The abortion and marijuana referendums would amend Florida’s constitution and require a 60% majority to pass. DeSantis’ office didn’t return a request for comment by the time of publication, but this higher-than-a-simple-majority threshold may be one reason why he is optimistic about Florida voters rejecting the amendments.
In Republican-controlled Ohio, the state to secure abortion access that is most politically similar to Florida, the referendum passed with 56.78% support.
Still, in DeSantis’ interview following the GOP debate last November – the day after Ohio voters approved access to abortions – he expressed concern about that vote.
“If you look at Ohio, a chunk of those voters would vote for Republican candidates, but if the issue is presented the way it is, they’re willing to vote for what, from a pro-life perspective, was a very extreme, very expansive pro-abortion amendment,” DeSantis said.
In Vermont, which has a Republican governor and a Democratically-controlled Legislature, the amendment enshrining a “right to personal reproductive autonomy” passed in 2022 with 76.77% support.
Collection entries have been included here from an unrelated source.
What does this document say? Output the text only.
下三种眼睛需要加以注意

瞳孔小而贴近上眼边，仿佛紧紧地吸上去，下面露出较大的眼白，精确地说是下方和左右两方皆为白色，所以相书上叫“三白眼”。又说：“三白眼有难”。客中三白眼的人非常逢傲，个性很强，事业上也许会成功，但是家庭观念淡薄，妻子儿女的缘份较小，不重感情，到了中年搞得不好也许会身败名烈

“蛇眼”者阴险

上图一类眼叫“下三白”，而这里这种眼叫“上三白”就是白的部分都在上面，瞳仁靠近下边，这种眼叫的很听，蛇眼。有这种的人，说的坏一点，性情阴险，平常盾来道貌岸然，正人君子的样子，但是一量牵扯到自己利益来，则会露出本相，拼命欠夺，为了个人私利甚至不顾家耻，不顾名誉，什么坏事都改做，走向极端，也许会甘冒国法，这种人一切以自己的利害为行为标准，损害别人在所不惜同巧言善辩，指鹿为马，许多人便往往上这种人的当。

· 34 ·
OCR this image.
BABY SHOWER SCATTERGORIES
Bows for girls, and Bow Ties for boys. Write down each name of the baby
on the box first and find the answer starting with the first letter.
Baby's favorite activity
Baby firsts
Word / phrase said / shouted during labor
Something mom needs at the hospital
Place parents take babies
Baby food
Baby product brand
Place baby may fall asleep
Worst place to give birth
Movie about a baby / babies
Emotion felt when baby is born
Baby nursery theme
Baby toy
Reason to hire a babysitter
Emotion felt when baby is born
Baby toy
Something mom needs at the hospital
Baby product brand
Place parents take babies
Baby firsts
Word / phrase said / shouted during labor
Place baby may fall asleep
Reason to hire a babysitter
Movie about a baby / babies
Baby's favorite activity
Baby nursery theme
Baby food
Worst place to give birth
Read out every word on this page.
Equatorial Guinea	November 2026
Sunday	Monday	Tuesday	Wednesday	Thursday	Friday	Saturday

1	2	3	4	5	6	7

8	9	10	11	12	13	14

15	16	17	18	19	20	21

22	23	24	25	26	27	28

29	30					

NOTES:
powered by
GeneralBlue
The fourth referendum was in Michigan, another Democratically-controlled state, and passed with 56.66% support in 2022.
Voters also rejected anti-abortion referendums in 2022 in Kansas and Kentucky. Both states have Democratic governors and Republican-controlled Legislatures.
There have been efforts in 12 states in addition to Florida to put constitutional abortion amendments in front of voters in the 2024 election, according to the non-partisan non-profit health policy group KFF.
So far, only Florida’s and Maryland’s have been approved, said Mabel Felix, a women’s health policy analyst for KFF by email on Thursday.
“The deadline to submit signatures in other states has not passed yet and other measures may be approved in the coming months,” Felix said. “State lawmakers may also pass other measures.”